17 thoughts on “One Month Postpartum”

  1. I love it when you write about this stuff, Lauren. My vanity about my body and my body image issues make me terrified of pregnancy, and we’re planning on trying starting at the beginning of next year. I’ve got to get over some of it, but I have to remind myself exactly of what you said – our bodies can do something kick ass, and we just have to be kind to it afterward and we’ll bounce back. Eek! Still scary to me though.

    1. And our bodies never stay the same, not ever. We age, we gain and lose strength, we are always in flux. This is just part of life. If only it didn’t mean buying 3 different wardrobes. grrrrr.

  2. You look great. “LOL at only gaining 25-30 lbs” indeed.
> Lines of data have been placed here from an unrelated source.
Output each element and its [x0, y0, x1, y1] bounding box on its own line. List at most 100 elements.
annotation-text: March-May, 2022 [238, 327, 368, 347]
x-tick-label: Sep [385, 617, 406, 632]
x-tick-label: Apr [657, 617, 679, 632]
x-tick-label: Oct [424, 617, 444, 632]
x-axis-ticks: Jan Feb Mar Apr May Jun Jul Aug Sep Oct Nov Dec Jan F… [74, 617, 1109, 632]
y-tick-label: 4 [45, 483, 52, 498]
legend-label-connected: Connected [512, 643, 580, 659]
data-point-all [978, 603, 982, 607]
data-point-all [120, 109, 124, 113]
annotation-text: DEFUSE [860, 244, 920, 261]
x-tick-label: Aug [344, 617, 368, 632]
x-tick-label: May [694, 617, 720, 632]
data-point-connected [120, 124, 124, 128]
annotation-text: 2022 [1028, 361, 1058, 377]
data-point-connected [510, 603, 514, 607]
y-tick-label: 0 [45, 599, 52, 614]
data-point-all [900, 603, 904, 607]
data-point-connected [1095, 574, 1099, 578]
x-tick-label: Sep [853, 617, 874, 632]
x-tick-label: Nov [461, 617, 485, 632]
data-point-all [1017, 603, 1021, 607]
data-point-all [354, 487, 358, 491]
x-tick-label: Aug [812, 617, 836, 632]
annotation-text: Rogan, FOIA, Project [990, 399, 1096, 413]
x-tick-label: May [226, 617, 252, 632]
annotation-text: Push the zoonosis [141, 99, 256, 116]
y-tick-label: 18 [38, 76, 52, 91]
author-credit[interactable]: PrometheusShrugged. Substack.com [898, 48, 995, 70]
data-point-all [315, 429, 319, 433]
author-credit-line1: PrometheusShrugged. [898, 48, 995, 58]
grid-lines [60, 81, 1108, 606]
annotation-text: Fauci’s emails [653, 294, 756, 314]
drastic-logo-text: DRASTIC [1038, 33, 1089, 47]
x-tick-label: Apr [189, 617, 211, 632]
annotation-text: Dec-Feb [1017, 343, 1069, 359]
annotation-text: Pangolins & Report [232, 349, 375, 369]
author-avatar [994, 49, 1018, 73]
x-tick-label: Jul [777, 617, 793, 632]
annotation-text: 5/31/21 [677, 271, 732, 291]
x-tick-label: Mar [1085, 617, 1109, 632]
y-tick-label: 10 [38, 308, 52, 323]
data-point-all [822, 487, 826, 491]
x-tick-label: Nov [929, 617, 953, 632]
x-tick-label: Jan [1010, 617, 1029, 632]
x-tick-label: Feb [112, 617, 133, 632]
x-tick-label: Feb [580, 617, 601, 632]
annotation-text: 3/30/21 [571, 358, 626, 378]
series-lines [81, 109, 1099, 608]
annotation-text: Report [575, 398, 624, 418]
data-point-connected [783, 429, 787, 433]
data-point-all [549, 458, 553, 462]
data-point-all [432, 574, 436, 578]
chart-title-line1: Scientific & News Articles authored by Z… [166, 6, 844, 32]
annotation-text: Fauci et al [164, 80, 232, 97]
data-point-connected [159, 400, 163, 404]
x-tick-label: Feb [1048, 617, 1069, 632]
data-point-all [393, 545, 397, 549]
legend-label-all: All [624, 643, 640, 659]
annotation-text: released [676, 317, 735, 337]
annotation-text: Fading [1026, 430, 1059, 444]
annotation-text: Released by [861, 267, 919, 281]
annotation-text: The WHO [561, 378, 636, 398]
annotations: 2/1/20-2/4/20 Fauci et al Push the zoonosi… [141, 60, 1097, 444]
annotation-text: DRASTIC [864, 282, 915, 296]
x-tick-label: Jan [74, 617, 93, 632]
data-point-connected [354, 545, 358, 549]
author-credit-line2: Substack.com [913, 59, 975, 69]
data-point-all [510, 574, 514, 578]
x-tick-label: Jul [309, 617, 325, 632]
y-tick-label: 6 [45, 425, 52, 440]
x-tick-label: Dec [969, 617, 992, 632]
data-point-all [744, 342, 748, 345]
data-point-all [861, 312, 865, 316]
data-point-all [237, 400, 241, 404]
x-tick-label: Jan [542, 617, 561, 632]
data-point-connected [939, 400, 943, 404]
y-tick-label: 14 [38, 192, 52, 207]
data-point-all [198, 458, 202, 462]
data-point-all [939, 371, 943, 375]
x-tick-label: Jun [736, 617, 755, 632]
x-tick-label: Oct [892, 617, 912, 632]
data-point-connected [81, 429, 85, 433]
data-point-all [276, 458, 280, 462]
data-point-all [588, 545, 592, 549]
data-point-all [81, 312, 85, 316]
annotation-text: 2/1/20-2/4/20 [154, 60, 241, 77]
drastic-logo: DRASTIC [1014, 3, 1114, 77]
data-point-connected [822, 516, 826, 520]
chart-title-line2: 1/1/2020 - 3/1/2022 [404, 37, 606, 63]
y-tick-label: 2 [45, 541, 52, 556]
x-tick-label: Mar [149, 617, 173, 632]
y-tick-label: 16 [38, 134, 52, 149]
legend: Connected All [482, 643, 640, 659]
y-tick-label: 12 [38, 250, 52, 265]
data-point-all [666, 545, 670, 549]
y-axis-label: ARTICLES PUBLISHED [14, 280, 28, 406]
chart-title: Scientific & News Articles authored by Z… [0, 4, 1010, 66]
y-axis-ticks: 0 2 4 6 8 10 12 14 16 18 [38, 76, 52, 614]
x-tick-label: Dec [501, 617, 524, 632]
    This probably seems silly but it meant a lot to me when you told me you gained 55 lbs with Gabe. I had a lot of shame about sailing clear past the 35 lb weight gain mark (don’t know where I’m at now, I plan to weigh myself when I go into labor just to have a baseline..) and when you said that I felt so much better. xo

  3. I gained 50 lbs with Elliott and still have 5 lbs to lose. He’ll be two in a week, but that’s OK. I didn’t feel like I had the motivation to focus on that for awhile and that’s OK. Thank you for being real with your body and for being real with the way it effs with your head. It was hard for me to come to terms with how vain I was. We worked really hard to get Elliott and my body carried him to term and popped him out without any medical intervention. It was freaking fantastic. So why am I all crazy about how my stomach is still squishy? Sigh. As we get ready to try in vitro again, I’m working hard on being healthy (started running, though I’ll have to walk during treatments) and loving the body that I’m in. Also, when Elliott finds a bony part of me, he moves to a squished area. And that makes me love the squish.

  4. So interesting to hear about your experience! Thanks for the (sometimes smelly) details! And adorable, fantastic, perfect pictures, you are a ROCKSTAR… or a “mom” I guess we could call that. Rock on, Mama!

  5. http://juliebhosale.co.nz/my-real-postpartum-body/
    This was written by a friend of a friend after the birth of her second baby.
    I gained what is apparently 37 pound (17kg) with baby one. Its well above the recommendation here of “about 12kg max” (26 pound).
    As you know, I’ve not had another baby. I’m still holding those last 4pound or so, 2.5 years later. But those last bits were always difficult to drop!

  6. I love that you write this stuff. Thank you. Combination of enchanting pictures of Fae and your reassurance that the second time round is no worse than the first (which was no picnic, but is now a known quantity) are making me broody for a second…

  7. I gained 50 lbs. with my first and managed to lose it all (Whole 30 helped, though I hated it). At 35 weeks, this time, I’ve only gained 16 lbs., and even though I started 30 pounds heavier than with the first (the weight loss didn’t stick, I wasn’t very strict with myself while breast feeding) I’m worried I haven’t gained enough. Weight and pregnancy are weird. Who knows what will happen in the next few weeks though. I was going out walking about 5 days a week up until last week, when my pelvis started hurting so that I can only just about get around the house. Sigh.

    On another note. My 2-year old loves looking at pictures of Fae, and requests to see pictures of the baby.

  8. Thank you so much for writing this Lauren. It is really so incredibly refreshing to read real, honest talk about pregnancy and postpartum issues. It makes the whole idea of having a kid much less scary.

  9. Great post Lauren! Oh how I can relate. I’m 3 weeks pp and I have 1 pair of maternity capris that fit and three niceish t-shirts. I refuse to weigh myself but I really need to give up the ice cream. Trying to take it easy on myself even with boob sweat. Trying not to stress about wearing a belly bandit instead of doing core work because any stress on my bladder will only make it worse. Trying not to yell at my 2.5 year old because I’ve had no sleep and he’s jumping in the couch while I am at one end nursing. Great post. Let’s check in at 2 months.